Poi finalmente ho ripensato a quando il mio carissimo Professore Remo Salvadori durante svariate lezioni ci intratteneva parlandoci del concetto dell’Incontro.

Ma che cos’è l’incontro? l’incontro con gli altri.

Ogni vita è fatta di esperienze frammentarie, che come mosaici danno forma alla nostra identità.

Per questo motivo ho deciso di celebrare tutte quelle persone che nel corso nella mia vita hanno o stanno contribuendo alla mia crescita, alcune se ne sono andate, altre da poco le ho incontrate, quelle fondamentali ci sono da sempre.

Diviene una sorta di album fotografico dove le fotografie  sono sostituite da segni incisi nell’argilla e questa ripetizione da vita a un rito celebrante l’importanza di ogni singola identità.

 

Superfici

DSC09970

Sono attratta da tutto ciò che trasuda memoria.

Ogni singolo frammento di muro per me è testimonianza di vite passate, e sono convinta che se i muri potessero parlare ci racconterebbero un’infinità di storie.

Cammino per le strade e rimango fortemente affascinata dalla miriade di colori che si intravedono sulle loro superfici, tali da poter diventare delle vere opere d’arte.

Ogni volta che mi trovo in un luogo storico, mi affascina l’idea che i muri sono stati toccati, visti, accarezzati, incisi, da persone che magari ora non ci sono più ma che nel corso delle loro vite hanno potuto ammirare quei luoghi, e magari come me si sono soffermati ad osservare gli stessi muri e magari hanno avuto gli stessi miei pensieri.

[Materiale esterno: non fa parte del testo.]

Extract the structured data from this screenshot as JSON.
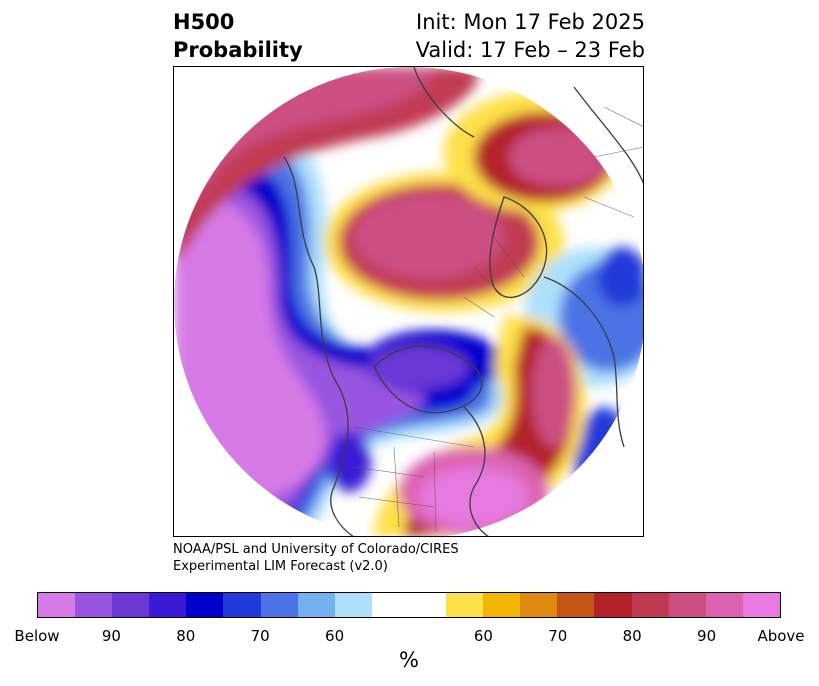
{
  "header": {
    "title_line1": "H500",
    "title_line2": "Probability",
    "init": "Init: Mon 17 Feb 2025",
    "valid": "Valid: 17 Feb – 23 Feb"
  },
  "credit": {
    "line1": "NOAA/PSL and University of Colorado/CIRES",
    "line2": "Experimental LIM Forecast (v2.0)"
  },
  "colorbar": {
    "unit": "%",
    "colors": [
      "#d67ae6",
      "#9a55e0",
      "#6b38d6",
      "#3a1ad4",
      "#0000cc",
      "#223bd8",
      "#4b73e6",
      "#72b0f0",
      "#aee0fb",
      "#ffffff",
      "#ffe04a",
      "#f3b600",
      "#e08a10",
      "#c85414",
      "#b4222a",
      "#c13a52",
      "#cc4f84",
      "#db62b0",
      "#e77ae0"
    ],
    "ticks": [
      "Below",
      "90",
      "80",
      "70",
      "60",
      "60",
      "70",
      "80",
      "90",
      "Above"
    ]
  },
  "map": {
    "features": [
      "below-normal-pacific-trough",
      "below-normal-eastern-canada-trough",
      "above-normal-alaska-ridge",
      "above-normal-arctic-ridge",
      "above-normal-atlantic-ridge",
      "below-normal-europe-trough"
    ]
  }
}
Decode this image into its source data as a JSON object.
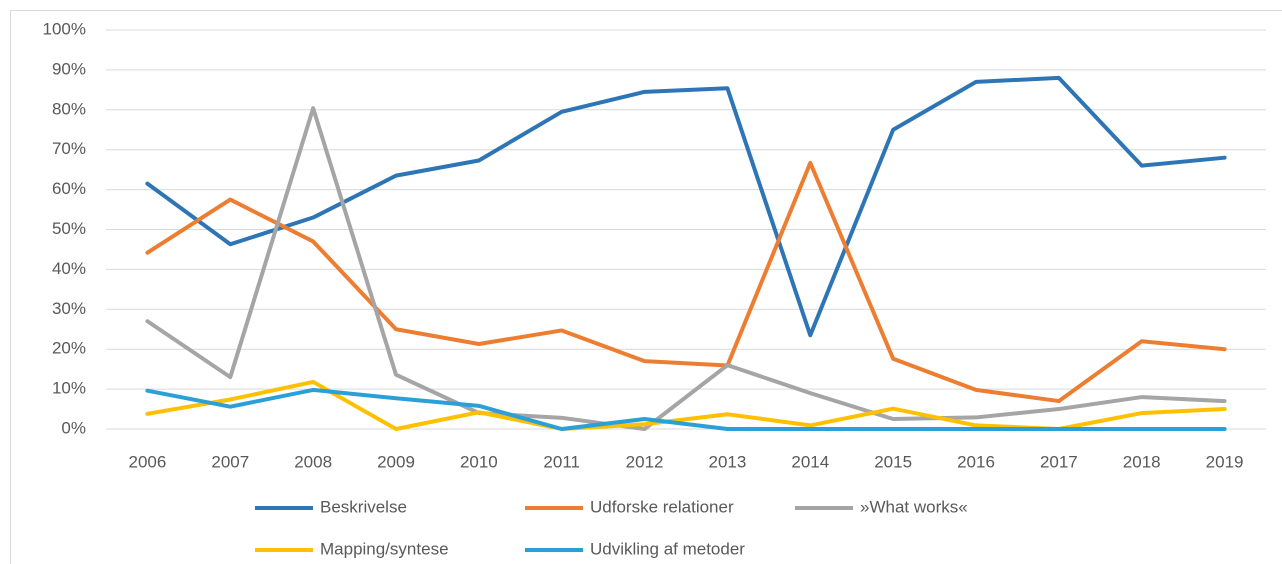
{
  "chart_data": {
    "type": "line",
    "categories": [
      "2006",
      "2007",
      "2008",
      "2009",
      "2010",
      "2011",
      "2012",
      "2013",
      "2014",
      "2015",
      "2016",
      "2017",
      "2018",
      "2019"
    ],
    "series": [
      {
        "name": "Beskrivelse",
        "color": "#2e75b6",
        "values": [
          61.5,
          46.3,
          53,
          63.5,
          67.3,
          79.5,
          84.5,
          85.4,
          23.5,
          75,
          87,
          88,
          66,
          68
        ]
      },
      {
        "name": "Udforske relationer",
        "color": "#ed7d31",
        "values": [
          44.2,
          57.5,
          47,
          25,
          21.3,
          24.7,
          17,
          15.9,
          66.7,
          17.6,
          9.8,
          7,
          22,
          20
        ]
      },
      {
        "name": "»What works«",
        "color": "#a5a5a5",
        "values": [
          27,
          13,
          80.4,
          13.6,
          4,
          2.8,
          0,
          16,
          9,
          2.5,
          2.9,
          5,
          8,
          7
        ]
      },
      {
        "name": "Mapping/syntese",
        "color": "#ffc000",
        "values": [
          3.8,
          7.4,
          11.8,
          0,
          4.2,
          0,
          1.2,
          3.7,
          0.9,
          5.1,
          0.9,
          0,
          4,
          5
        ]
      },
      {
        "name": "Udvikling af metoder",
        "color": "#2a9fd8",
        "values": [
          9.6,
          5.6,
          9.8,
          7.7,
          5.8,
          0,
          2.5,
          0,
          0,
          0,
          0,
          0,
          0,
          0
        ]
      }
    ],
    "ylim": [
      0,
      100
    ],
    "yticks": [
      {
        "value": 0,
        "label": "0%"
      },
      {
        "value": 10,
        "label": "10%"
      },
      {
        "value": 20,
        "label": "20%"
      },
      {
        "value": 30,
        "label": "30%"
      },
      {
        "value": 40,
        "label": "40%"
      },
      {
        "value": 50,
        "label": "50%"
      },
      {
        "value": 60,
        "label": "60%"
      },
      {
        "value": 70,
        "label": "70%"
      },
      {
        "value": 80,
        "label": "80%"
      },
      {
        "value": 90,
        "label": "90%"
      },
      {
        "value": 100,
        "label": "100%"
      }
    ],
    "grid": true,
    "legend": "bottom"
  }
}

Da tempo pratico la tecnica dello strappo d’affresco per poter conservare frammenti di muro di case abbandonate, per questo mio lavoro invece ho deciso di utilizzare la tecnica del frottage, pratica mediante la quale riesco ad afferrare la texture dei muri storici senza però rovinarne la bellezza.

Ecco che vengono a formarsi lunghi rotoli di carta, simili a papiri che raccontano la storia dei nostri palazzi senza l’utilizzo della parola ma mediante la loro superficie.